The Media We Want
Youth from seven African countries
Our reporters asked young people around Africa about what kind of media they would like to see in their country. Here are summaries of what they said.
I would like our media to be more proactive, to be independent in their reporting and to get to the people and get more information, especially information that is genuine, on national development or national security.
I expect the media in my country to give me factual information. The media has to be robust in giving that information. They must be professional. Some of our media practitioners are not meeting the expectation of the Liberian people. Some of them are biased. They are not independent when it comes to feeding us information. They are being carried away or bought by somebody or somebody is pushing them around, telling them what to do. They do not believe in themselves or believe what is right for the people. The media must stand firm: they must go out, seek information no matter where it is hidden or how long it takes them to get it.
I would like to see a media that it is free and objective, not being influenced by any social groupings or projections of western or eastern media, just projecting what represents society in Malawi as a whole.
I want to see a media that is free, objective and has access to information. Whatever the media writes, it should bring development, hope and a change to our nation. I think things really have to change so that people can be experts, people can know the truth and the world can change.
I expect the media to be very objective. They can meet this expectation if they are independent and without bias. They can also fail in meeting this objective if they choose to dance to the tune of government.
I expect the Ugandan media to deliver accurate news and the latest information. I also expect the Ugandan media to interview our leaders so that we can get to know their views on what is happening in the country. I would like to see some of the newspapers deliver more accurate news. Some have facts, yes, but they add in more soup to the news. It’s better to just keep it simple.
I expect the Ugandan media to always tell the correct news, be on time and ensure that information is delivered to the public accurately. There are certain stories, certain news clips that may not be suitable for the younger audience so I would like to see them sort of censor those things especially for the younger viewers so that they may not be affected, and to address those particular stories only to the desired audience which is the mature, adult type of people.
I expect from the media in Kenya that at any given time, at any given place, whenever something happens I should be able to get that information. I should be able to know what is happening in my country. Sometimes you may be on Twitter or Facebook and you see photos of things happening that the news hasn’t yet reported. The media should be faster than social networks.
The media in Kenya should provide first-hand information which is genuine, not just relying on information given by local people. It should also have research that will help to bring out information and give it weight. During the holidays when most schools are closed, the media could concentrate on the children who need to be educated and given information that will help them with problems we are encountering nowadays. It should entertain them and, at the same time, bring them information.

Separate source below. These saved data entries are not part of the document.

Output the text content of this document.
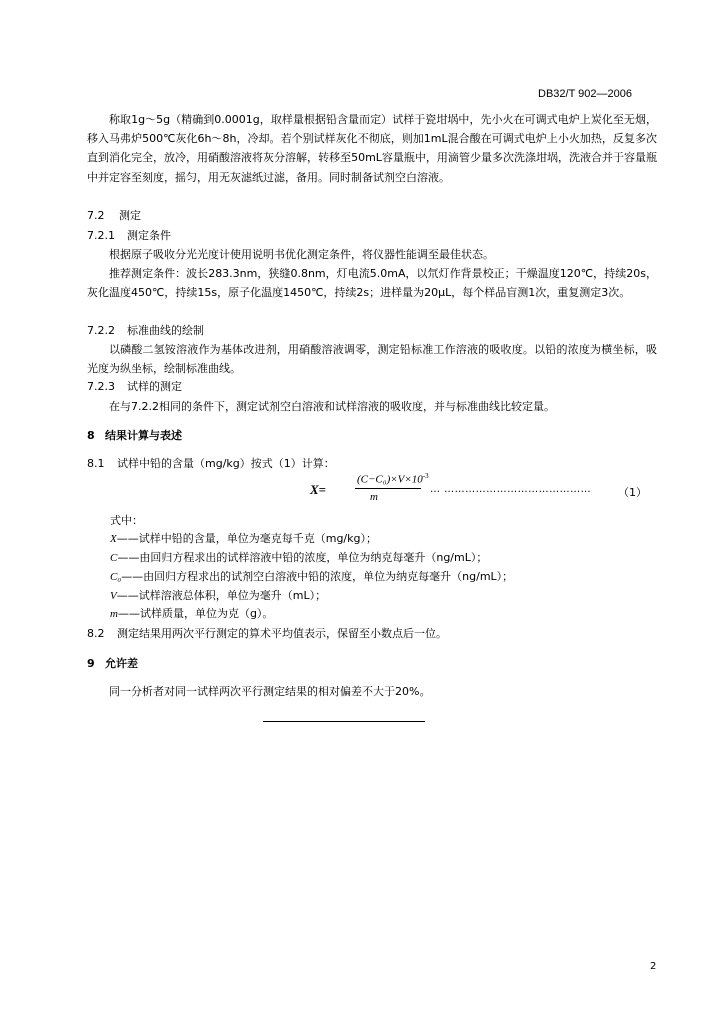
DB32/T 902—2006
称取1g～5g（精确到0.0001g，取样量根据铅含量而定）试样于瓷坩埚中，先小火在可调式电炉上炭化至无烟，移入马弗炉500℃灰化6h～8h，冷却。若个别试样灰化不彻底，则加1mL混合酸在可调式电炉上小火加热，反复多次直到消化完全，放冷，用硝酸溶液将灰分溶解，转移至50mL容量瓶中，用滴管少量多次洗涤坩埚，洗液合并于容量瓶中并定容至刻度，摇匀，用无灰滤纸过滤，备用。同时制备试剂空白溶液。
7.2 测定
7.2.1 测定条件
根据原子吸收分光光度计使用说明书优化测定条件，将仪器性能调至最佳状态。
推荐测定条件：波长283.3nm，狭缝0.8nm，灯电流5.0mA，以氘灯作背景校正；干燥温度120℃，持续20s，灰化温度450℃，持续15s，原子化温度1450℃，持续2s；进样量为20μL，每个样品盲测1次，重复测定3次。
7.2.2 标准曲线的绘制
以磷酸二氢铵溶液作为基体改进剂，用硝酸溶液调零，测定铅标准工作溶液的吸收度。以铅的浓度为横坐标，吸光度为纵坐标，绘制标准曲线。
7.2.3 试样的测定
在与7.2.2相同的条件下，测定试剂空白溶液和试样溶液的吸收度，并与标准曲线比较定量。
8 结果计算与表述
8.1 试样中铅的含量（mg/kg）按式（1）计算：
X=
$(C-C_0)\times V\times 10^{-3}$
m
… …………………………………… （1）
式中：
X——试样中铅的含量，单位为毫克每千克（mg/kg）；
C——由回归方程求出的试样溶液中铅的浓度，单位为纳克每毫升（ng/mL）；
C₀——由回归方程求出的试剂空白溶液中铅的浓度，单位为纳克每毫升（ng/mL）；
V——试样溶液总体积，单位为毫升（mL）；
m——试样质量，单位为克（g）。
8.2 测定结果用两次平行测定的算术平均值表示，保留至小数点后一位。
9 允许差
同一分析者对同一试样两次平行测定结果的相对偏差不大于20%。
2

I expect the media to be independent from any external influences, be they political, business or financial. I expect them to be fair and present issues as they are. Not to be biased, based on any political party influence or anything. There is a great deal of improvement that is needed in the Zimbabwean media. We feel like when news is being relayed to the public, there is bias mainly favouring the ruling party to the exclusion of every other opinion or every other view. I think as citizens of Zimbabwe we deserve to know what the issues are, with no bias or any other influence exerted. I expect that we be given the truth as it is, be it from the opposition or from the ruling party. We need to know the truth.
I expect the Zimbabwean media to be transparent in their coverage, to be explicit and not to be manipulated. They are failing to meet our expectations because you find that journalists when they cover a story, at times they are manipulated by businessmen or politicians or they cover it with a slant or cover it for money. I would like to see the Zimbabwean media change in the sense that when they do their journalism they should be ethical and look at issues that are affecting society. They should not serve any individual’s interests. They should cover any issue as it is and cover it up to the end.
The type of media I would like to see in South Africa is just basically well-balanced media and well-researched stories. I would like to see less speculation. And I would also like the media to showcase what we as youth are doing to push our country forward. I don’t really think they are meeting my expectations the way I would like them to because of all the negatives they portray. I would also like to see positives and how our country is changing for the better, just more human interest in the stories they are putting out, stories that engage with us as people, stories that motivate us, stories that can change our lives.
My expectation of media is a non political treatment, reporting without fear or favour, more reporting on issues around gays and lesbians, making the public aware of their rights and responsibility. Do I think that the media is meeting my expectations? No, I don’t think so because politically it’s always about the ruling party. The smaller parties are not always mentioned. Issues of gays and lesbians are not well reported. I would like to see more balance: equal reporting about all genders and equal reporting on political parties.